Start with the Cyber Action Toolkit and free resources
The National Cyber Security Centre (NCSC) is the UK authority for cyber security and publishes information that can help you protect your business against cyber threats.
Its Cyber Action Toolkit provides a list of actions you should complete to protect your accounts, devices and data.
Sign up for early warning alerts
NCSC’s Early Warning System alerts you if it learns that your business has been exposed to known cyber threats, like attempted attacks or data leaks.
Use your local cyber resilience centre
Cyber resilience centres across England and Wales can offer local support to businesses who want to improve their cybersecurity.
Check your business for security weaknesses
Weak points in your email, website or other systems can give hackers access to your business.
Use NCSC’s online tool to check for vulnerabilities and understand where your business may be at risk.
Human error can be the main point of weakness for a business, so make sure anyone with access to your systems understands basic cyber risks and can spot suspicious activity.
Strengthen account security
Passwords that are weak, shared or reused make it easier for criminals to take over accounts, especially if account details are leaked from another website.

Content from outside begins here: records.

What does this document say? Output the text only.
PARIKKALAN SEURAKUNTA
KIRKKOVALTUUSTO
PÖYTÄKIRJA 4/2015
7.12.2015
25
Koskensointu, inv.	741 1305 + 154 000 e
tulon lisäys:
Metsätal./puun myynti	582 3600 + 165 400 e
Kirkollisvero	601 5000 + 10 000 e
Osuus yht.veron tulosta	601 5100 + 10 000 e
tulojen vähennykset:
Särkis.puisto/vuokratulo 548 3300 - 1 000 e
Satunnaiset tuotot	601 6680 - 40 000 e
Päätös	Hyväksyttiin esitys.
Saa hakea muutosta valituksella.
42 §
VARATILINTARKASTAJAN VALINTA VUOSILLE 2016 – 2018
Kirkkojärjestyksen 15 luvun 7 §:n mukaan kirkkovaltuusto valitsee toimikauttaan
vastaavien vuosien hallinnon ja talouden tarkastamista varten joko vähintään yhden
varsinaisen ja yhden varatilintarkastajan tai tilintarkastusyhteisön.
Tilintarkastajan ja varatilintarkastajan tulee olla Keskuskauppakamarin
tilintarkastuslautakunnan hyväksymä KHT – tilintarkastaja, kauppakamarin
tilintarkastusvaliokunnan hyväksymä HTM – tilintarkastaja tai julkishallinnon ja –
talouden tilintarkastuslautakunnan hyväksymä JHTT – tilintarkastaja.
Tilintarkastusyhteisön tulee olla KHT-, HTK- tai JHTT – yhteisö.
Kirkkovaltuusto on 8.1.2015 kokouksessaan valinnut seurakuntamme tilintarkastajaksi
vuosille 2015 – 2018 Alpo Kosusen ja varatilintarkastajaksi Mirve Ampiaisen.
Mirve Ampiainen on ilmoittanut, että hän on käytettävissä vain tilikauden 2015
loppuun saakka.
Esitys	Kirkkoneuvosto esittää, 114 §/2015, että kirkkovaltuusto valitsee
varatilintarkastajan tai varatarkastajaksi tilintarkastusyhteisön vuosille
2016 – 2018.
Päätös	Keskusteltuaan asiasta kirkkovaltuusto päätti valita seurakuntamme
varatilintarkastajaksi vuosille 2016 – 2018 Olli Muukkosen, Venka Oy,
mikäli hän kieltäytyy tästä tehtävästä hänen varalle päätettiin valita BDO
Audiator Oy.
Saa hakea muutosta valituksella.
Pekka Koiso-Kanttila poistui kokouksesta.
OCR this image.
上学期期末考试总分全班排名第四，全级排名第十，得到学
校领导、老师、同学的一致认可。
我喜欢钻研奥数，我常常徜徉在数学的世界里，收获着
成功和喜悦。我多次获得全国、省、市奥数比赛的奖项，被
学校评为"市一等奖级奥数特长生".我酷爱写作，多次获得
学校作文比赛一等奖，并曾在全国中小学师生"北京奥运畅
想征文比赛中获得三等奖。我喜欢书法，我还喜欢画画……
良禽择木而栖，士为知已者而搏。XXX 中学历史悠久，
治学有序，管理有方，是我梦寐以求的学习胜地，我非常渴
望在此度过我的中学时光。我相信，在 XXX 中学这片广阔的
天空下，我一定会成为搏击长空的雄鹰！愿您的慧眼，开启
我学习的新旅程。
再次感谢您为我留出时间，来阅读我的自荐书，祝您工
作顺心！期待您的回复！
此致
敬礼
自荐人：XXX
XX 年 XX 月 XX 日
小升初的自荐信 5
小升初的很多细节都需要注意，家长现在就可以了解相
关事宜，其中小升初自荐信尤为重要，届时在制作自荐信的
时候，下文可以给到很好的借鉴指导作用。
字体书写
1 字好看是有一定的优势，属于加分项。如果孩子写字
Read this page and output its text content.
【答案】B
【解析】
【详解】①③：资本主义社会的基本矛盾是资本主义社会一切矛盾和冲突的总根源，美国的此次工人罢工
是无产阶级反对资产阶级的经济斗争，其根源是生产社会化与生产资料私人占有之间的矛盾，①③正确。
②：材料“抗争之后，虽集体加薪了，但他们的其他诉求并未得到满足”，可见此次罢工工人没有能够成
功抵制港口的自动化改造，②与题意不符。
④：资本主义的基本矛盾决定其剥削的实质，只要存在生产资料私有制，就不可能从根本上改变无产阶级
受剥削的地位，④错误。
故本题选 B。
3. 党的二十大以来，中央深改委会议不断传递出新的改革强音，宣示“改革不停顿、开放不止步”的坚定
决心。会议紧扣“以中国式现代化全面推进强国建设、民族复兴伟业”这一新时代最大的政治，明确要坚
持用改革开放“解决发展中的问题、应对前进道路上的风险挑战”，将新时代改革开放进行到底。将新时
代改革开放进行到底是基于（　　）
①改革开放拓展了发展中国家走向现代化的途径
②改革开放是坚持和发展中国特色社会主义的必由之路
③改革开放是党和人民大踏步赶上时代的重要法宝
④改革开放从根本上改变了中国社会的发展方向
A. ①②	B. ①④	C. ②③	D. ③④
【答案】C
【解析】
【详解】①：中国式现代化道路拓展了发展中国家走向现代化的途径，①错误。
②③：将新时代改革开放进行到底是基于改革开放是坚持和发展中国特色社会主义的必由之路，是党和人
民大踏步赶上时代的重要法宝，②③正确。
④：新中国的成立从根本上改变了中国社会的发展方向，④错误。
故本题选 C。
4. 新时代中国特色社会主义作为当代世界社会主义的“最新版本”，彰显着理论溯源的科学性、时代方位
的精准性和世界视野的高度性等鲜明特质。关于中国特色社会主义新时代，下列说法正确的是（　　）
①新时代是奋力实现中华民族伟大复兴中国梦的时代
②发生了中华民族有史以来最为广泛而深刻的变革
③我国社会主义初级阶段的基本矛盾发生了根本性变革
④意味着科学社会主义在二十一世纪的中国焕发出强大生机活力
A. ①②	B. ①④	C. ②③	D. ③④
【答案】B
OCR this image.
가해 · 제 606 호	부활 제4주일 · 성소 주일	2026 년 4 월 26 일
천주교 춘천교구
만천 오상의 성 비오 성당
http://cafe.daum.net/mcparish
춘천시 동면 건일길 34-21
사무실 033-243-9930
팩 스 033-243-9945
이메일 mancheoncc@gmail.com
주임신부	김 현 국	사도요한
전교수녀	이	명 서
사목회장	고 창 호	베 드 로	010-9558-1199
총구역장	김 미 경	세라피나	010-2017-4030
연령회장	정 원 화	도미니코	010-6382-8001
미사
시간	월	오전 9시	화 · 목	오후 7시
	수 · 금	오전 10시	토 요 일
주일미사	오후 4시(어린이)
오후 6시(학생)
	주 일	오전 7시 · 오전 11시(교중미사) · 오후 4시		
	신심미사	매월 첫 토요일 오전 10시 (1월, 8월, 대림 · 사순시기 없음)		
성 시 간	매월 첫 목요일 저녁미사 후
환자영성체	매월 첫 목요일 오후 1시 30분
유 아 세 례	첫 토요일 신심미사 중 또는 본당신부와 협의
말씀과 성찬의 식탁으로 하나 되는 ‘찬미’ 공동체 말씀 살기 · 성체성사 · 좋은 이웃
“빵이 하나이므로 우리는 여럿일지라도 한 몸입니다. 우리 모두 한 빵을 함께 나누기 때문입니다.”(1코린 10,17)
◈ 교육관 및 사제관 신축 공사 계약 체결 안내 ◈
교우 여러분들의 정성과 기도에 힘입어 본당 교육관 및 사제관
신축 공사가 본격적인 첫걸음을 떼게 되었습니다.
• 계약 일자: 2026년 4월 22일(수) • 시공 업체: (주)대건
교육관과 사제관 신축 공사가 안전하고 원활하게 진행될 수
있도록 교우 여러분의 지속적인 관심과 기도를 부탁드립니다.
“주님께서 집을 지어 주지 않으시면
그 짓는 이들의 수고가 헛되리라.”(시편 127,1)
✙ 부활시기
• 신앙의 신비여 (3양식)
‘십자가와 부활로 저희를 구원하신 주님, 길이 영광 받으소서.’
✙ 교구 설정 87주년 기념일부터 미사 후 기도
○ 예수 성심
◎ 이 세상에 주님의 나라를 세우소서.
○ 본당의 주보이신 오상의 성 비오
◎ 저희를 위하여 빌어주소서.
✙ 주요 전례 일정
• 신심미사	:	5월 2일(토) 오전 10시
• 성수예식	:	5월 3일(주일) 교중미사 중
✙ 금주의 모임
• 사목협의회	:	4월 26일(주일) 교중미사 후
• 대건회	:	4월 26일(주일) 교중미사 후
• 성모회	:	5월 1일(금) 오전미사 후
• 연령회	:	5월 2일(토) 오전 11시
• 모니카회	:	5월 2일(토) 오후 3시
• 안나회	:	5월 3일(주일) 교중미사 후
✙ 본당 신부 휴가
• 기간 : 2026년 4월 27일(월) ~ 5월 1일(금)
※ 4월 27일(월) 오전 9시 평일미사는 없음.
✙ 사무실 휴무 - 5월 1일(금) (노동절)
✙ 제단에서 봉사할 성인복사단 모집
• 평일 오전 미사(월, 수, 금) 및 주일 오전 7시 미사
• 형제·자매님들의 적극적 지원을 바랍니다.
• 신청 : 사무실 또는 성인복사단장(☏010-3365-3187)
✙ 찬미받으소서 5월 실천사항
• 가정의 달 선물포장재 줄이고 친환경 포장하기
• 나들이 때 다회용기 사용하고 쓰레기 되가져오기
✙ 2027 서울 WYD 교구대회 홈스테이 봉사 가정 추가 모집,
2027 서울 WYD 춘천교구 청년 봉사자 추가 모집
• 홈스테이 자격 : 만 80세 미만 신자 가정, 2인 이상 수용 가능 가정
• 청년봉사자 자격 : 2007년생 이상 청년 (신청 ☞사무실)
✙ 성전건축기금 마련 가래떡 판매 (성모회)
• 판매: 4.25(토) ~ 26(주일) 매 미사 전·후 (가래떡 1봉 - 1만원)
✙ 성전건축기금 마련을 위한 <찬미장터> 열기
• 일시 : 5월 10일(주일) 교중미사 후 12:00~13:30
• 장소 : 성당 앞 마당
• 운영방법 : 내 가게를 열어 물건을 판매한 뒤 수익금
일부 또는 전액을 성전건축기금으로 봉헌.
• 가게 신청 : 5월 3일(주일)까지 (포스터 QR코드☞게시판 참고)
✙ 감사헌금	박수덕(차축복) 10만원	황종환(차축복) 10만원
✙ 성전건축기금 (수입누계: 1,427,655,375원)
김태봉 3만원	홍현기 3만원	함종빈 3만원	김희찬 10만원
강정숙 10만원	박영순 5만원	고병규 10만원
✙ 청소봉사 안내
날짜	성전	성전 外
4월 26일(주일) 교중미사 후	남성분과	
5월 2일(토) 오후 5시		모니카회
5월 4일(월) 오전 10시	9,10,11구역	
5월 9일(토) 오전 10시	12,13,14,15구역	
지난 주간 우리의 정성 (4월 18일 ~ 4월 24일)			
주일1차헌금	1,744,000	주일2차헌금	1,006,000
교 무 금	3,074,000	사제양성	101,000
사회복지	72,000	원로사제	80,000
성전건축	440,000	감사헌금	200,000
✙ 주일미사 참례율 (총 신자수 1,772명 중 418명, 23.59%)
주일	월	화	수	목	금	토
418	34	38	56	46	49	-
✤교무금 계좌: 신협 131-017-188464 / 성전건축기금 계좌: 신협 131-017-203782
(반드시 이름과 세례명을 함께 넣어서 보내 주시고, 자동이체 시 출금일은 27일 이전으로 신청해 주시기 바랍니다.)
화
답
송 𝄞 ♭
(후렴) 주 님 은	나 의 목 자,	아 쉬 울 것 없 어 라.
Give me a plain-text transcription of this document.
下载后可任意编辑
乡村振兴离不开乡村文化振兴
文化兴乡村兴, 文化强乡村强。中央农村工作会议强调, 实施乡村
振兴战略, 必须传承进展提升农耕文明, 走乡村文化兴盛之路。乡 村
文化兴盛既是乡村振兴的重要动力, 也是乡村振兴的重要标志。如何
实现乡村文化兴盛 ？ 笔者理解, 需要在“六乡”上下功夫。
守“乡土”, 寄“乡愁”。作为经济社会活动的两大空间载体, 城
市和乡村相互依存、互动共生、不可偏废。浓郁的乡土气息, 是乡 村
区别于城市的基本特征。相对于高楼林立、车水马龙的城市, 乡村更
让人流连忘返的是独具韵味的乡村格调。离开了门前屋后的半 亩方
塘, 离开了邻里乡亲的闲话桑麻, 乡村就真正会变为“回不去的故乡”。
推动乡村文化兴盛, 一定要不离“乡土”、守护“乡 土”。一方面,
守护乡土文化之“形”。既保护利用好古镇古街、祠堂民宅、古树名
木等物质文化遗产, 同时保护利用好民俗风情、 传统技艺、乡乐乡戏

Improve password and account security by:
- using passkeys, like fingerprint or face ID, if the option is available
- using a password manager to store and generate passwords
- turning on multi-factor authentication whenever it’s available, so that passwords are only one part of account security
- not sharing passwords across platforms or between users
Strong protection
- Using passkeys or multifactor authentication to sign in
- Generating unique passwords for every account
- Using password managers to generate and store complex passwords
- Setting up alerts so you get an email if someone logs in from a new device or location
- Using passkeys or multifactor authentication to sign in
- Generating unique passwords for every account
- Using password managers to generate and store complex passwords
- Setting up alerts so you get an email if someone logs in from a new device or location
Weak protection
- Relying solely on passwords to sign in
- Using the same password across different accounts and platforms
- Storing passwords in unencrypted files or documents
- Using your social media login for every web service – if you lose access to this, you could lose access to everything
- Relying solely on passwords to sign in
- Using the same password across different accounts and platforms
- Storing passwords in unencrypted files or documents
- Using your social media login for every web service – if you lose access to this, you could lose access to everything
Control who can access your systems
Unused or shared accounts can be a real security risk to your business.
Do a regular review of who has access to business accounts, such as email, online banking, payment systems, website admin, social media accounts and shared file storage.
Check if you’re still giving access to:
- former staff or any staff on long-term leave
- external consultants, freelancers or agencies
- suppliers or service providers
Remove any account or login that is no longer needed. Suspend and review any accounts that may still be needed but haven’t been used in the last few months.
Keep software and platforms up to date
Outdated software can contain weaknesses that criminals can exploit to gain access to your systems and data.
To minimise risk:
- turn on automatic updates, where possible
- keep websites, browsers, apps and plugins up to date
- remove any software you no longer need and old software that is not supported
- make sure systems handling payments and personal data are fully updated
Back up important business information
Backups let you recover data so your business can recover quickly if files are lost or damaged, through a cyber attack or normal human error.
Review and improve your security regularly
Security risks can change over time as criminals get more sophisticated and your staff, systems and processes change.
Cyber Essentials is a government-backed certification scheme that helps you protect your business from common online security threats. You can become certified by:
- using the free online materials to assess your business against the requirements and paying for an assessment
- hiring a Cyber Essentials adviser or certification body to take your business through the process
Businesses preparing for Cyber Essentials certification can get a free advice session from a cyber adviser.